According to Daltons’ Law, the partial pressure of oxygen, carbon dioxide and water vapour are added to equal the total pressure.

Therefore, if 100% oxygen is breathed at sea level, the partial pressure of alveolar oxygen (PA 02) is 673 mm Hg.

When gas is breathed under increased pressure, the partial pressure of the gas is increased proportionately to the ambient pressure. Substances diffuse down gradients, so elevating partial pressures make the gradient steeper and the diffusion process more dynamic and rapid.

Example: During Hyperbaric oxygen therapy with a patient breathing 100% 02 at 3 ATA, the PA 02 (partial pressure of alveolar oxygen) rises to 2193 mm Hg. That is 21 times more than breathing air at sea level. Carbon dioxide (C02) and water vapour remain constant because they are made by the body.

Hyperbaric oxygen therapy dissolves oxygen into the tissues bypassing the need for the oxygen haemoglobin system.


Henry’s Law

‘The volume of a gas dissolved in body fluids or a liquid is directly proportional to the partial pressure of the dissolved gas.’

This law implies an equilibrium in which equal amounts of each gas are passing into and out of any liquid in contact with it. The time taken to reach equilibrium depends on the solubility of the gas in the tissues and the rate gas supplied to each tissue.

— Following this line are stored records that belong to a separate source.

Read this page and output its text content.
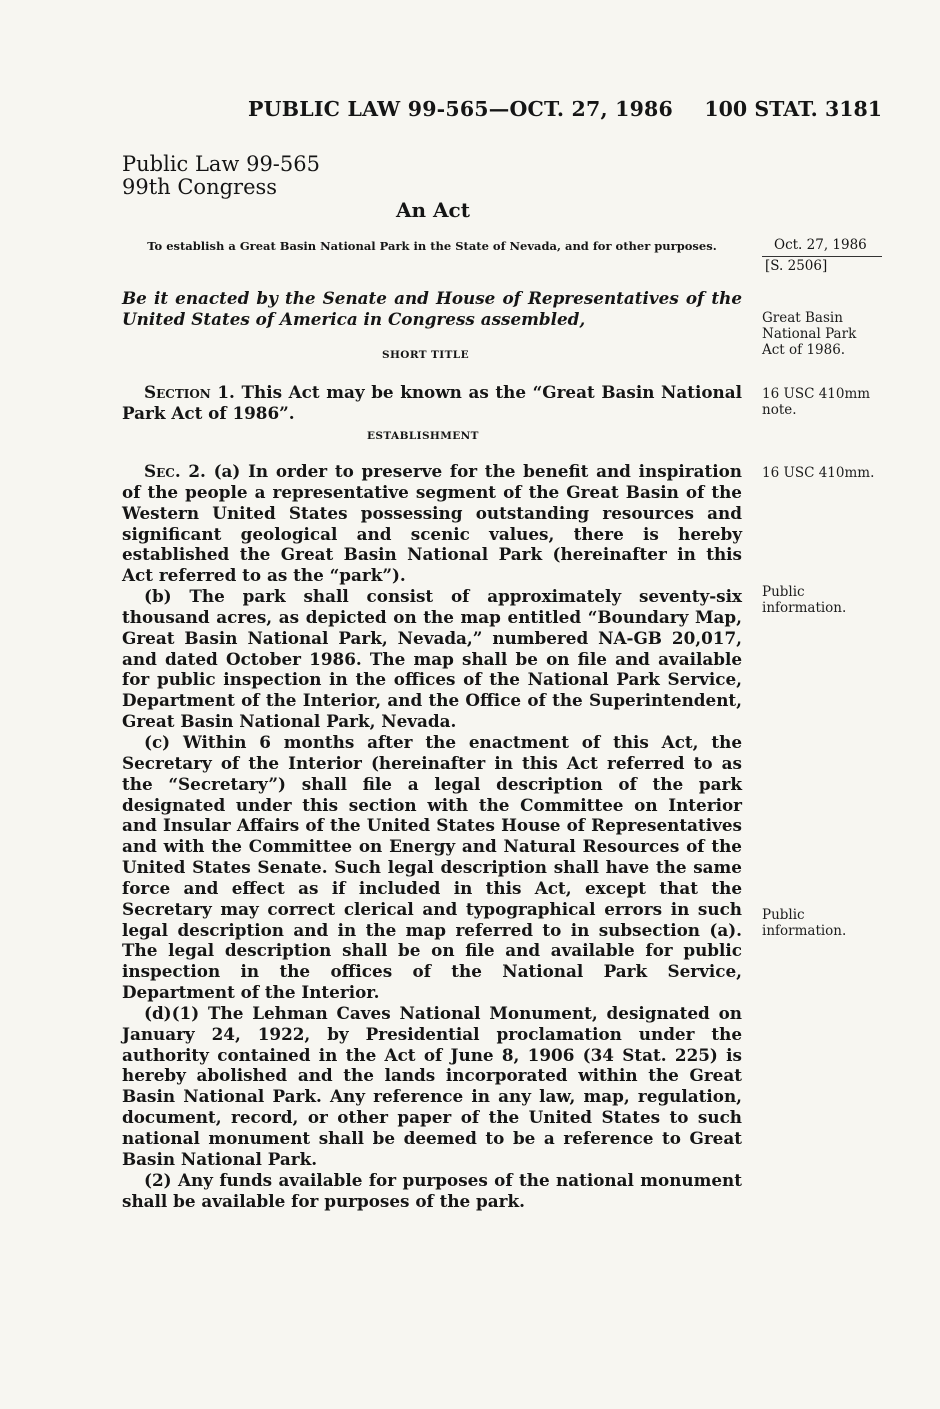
PUBLIC LAW 99-565—OCT. 27, 1986 100 STAT. 3181
Public Law 99-565
99th Congress
An Act
To establish a Great Basin National Park in the State of Nevada, and for other purposes.	Oct. 27, 1986
[S. 2506]
Be it enacted by the Senate and House of Representatives of the United States of America in Congress assembled,	Great Basin National Park Act of 1986.
SHORT TITLE
Section 1. This Act may be known as the “Great Basin National Park Act of 1986”.
16 USC 410mm note.
ESTABLISHMENT
16 USC 410mm.

Sec. 2. (a) In order to preserve for the benefit and inspiration of the people a representative segment of the Great Basin of the Western United States possessing outstanding resources and significant geological and scenic values, there is hereby established the Great Basin National Park (hereinafter in this Act referred to as the “park”).

(b) The park shall consist of approximately seventy-six thousand acres, as depicted on the map entitled “Boundary Map, Great Basin National Park, Nevada,” numbered NA-GB 20,017, and dated October 1986. The map shall be on file and available for public inspection in the offices of the National Park Service, Department of the Interior, and the Office of the Superintendent, Great Basin National Park, Nevada.

(c) Within 6 months after the enactment of this Act, the Secretary of the Interior (hereinafter in this Act referred to as the “Secretary”) shall file a legal description of the park designated under this section with the Committee on Interior and Insular Affairs of the United States House of Representatives and with the Committee on Energy and Natural Resources of the United States Senate. Such legal description shall have the same force and effect as if included in this Act, except that the Secretary may correct clerical and typographical errors in such legal description and in the map referred to in subsection (a). The legal description shall be on file and available for public inspection in the offices of the National Park Service, Department of the Interior.

(d)(1) The Lehman Caves National Monument, designated on January 24, 1922, by Presidential proclamation under the authority contained in the Act of June 8, 1906 (34 Stat. 225) is hereby abolished and the lands incorporated within the Great Basin National Park. Any reference in any law, map, regulation, document, record, or other paper of the United States to such national monument shall be deemed to be a reference to Great Basin National Park.

(2) Any funds available for purposes of the national monument shall be available for purposes of the park.

Public information.
Public information.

Gas moves out of solution when the total pressure or partial pressure of a gas is reduced. If this reduction occurs rapidly, then bubble formation may result because the fluid (or tissue) contains more gas than it can hold in solution. Note that it takes time for gases to move in and out of solution.

Example: Carbonated beverages. In essence, being mostly fluids, a human mimics the effect of soft drink. The body is the flavoured syrup, the container is the chamber, the gas is oxygen. Over a :90 minute treatment period, oxygen goes into solution in all fluids of the body.